她不确定自己是“苏醒”了,也不知是重返了人间还是来到了另一个虚无的境界。她离开作为人类的知觉许久了,呼吸、视听、温度,都不是她该拥有的感觉,这也不是她应该停留的地方。她所在的那处,所谓的时间空间都是静滞的,既无向前也无后退,也不再存在作为个体的自我意识,可是为什么,她还是会为了人体直接的感受而欣喜?

嗓子眼的那一丝颤动,先于其他五感告诉她,她位于一具肉身之内。

面前的是一堵电视墙,她“生前”的视觉看过去也是这个高度——莫非她回到了原先的世界,作为人类死而复生了?还是说她的死亡只是漫长的一场梦?

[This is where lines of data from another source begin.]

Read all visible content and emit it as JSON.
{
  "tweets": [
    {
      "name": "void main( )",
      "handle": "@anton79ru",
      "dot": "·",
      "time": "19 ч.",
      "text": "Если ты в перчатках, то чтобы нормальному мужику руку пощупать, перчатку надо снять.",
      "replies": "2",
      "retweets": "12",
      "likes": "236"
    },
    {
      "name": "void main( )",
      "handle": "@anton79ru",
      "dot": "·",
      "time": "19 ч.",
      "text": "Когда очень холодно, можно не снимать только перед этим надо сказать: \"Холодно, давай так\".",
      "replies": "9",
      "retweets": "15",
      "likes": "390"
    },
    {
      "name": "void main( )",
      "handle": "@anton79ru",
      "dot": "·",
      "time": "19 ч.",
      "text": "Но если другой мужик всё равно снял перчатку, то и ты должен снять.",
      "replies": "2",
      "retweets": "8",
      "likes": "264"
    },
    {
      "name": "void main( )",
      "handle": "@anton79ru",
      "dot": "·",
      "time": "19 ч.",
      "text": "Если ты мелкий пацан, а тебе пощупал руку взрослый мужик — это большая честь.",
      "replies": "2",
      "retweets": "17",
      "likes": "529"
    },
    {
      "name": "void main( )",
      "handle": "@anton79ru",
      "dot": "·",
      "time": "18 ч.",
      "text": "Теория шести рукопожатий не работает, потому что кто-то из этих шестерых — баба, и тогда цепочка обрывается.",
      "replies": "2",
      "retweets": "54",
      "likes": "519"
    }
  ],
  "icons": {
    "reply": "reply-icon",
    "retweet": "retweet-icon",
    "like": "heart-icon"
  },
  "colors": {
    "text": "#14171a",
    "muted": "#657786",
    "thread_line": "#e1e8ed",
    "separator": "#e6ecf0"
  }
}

她的身体早已支撑不了站立,最后的日子都是在床上度过的,她无暇顾及自己,也知道自己只剩一具骨架,病痛以外的意识都在悔恨自己的无能,要让年幼的儿子生生看着他的母亲失去人形,然后死去。

她尝试控制身体,眼见抬起的手臂虽纤细,却也是她生病前一贯的体态。她记得自己手臂的形状,她天生体型偏瘦,生产后也慢慢地恢复了从前的体型。

这是从前的身体吗?时光倒流回了生病以前?她不可思议地转动手臂,用尺骨茎突的形状核对与记忆里的出入。

“……妈?”不远处,一个颤抖着的青年男声说。

她循声望去,那是一个年轻的男子,满脸的震惊、错愕,完全无法相信眼中所见。

他和她的梦渺长得一模一样,她想象中的梦渺长大后就当会出落成一个俊美的男子。

她的儿子金梦渺和她有一双几乎一样的眼睛,可她离世时儿子还是一个没有她高的小学生,面前的人是一名需要她微微抬起头去观察面部细节的成年男子。

他的怀中还抱着襁褓,另一手持奶瓶。

她不在的时间里,她唯一的孩子已经长大成人,从一个孩童长到能够肩负起下一代的责任了吗?

只需要一个对视,赵东洁就确信了几米开外的人正是光阴荏苒过后的金梦渺。可是,这是已经经过了多少年,而他又是如何长大的?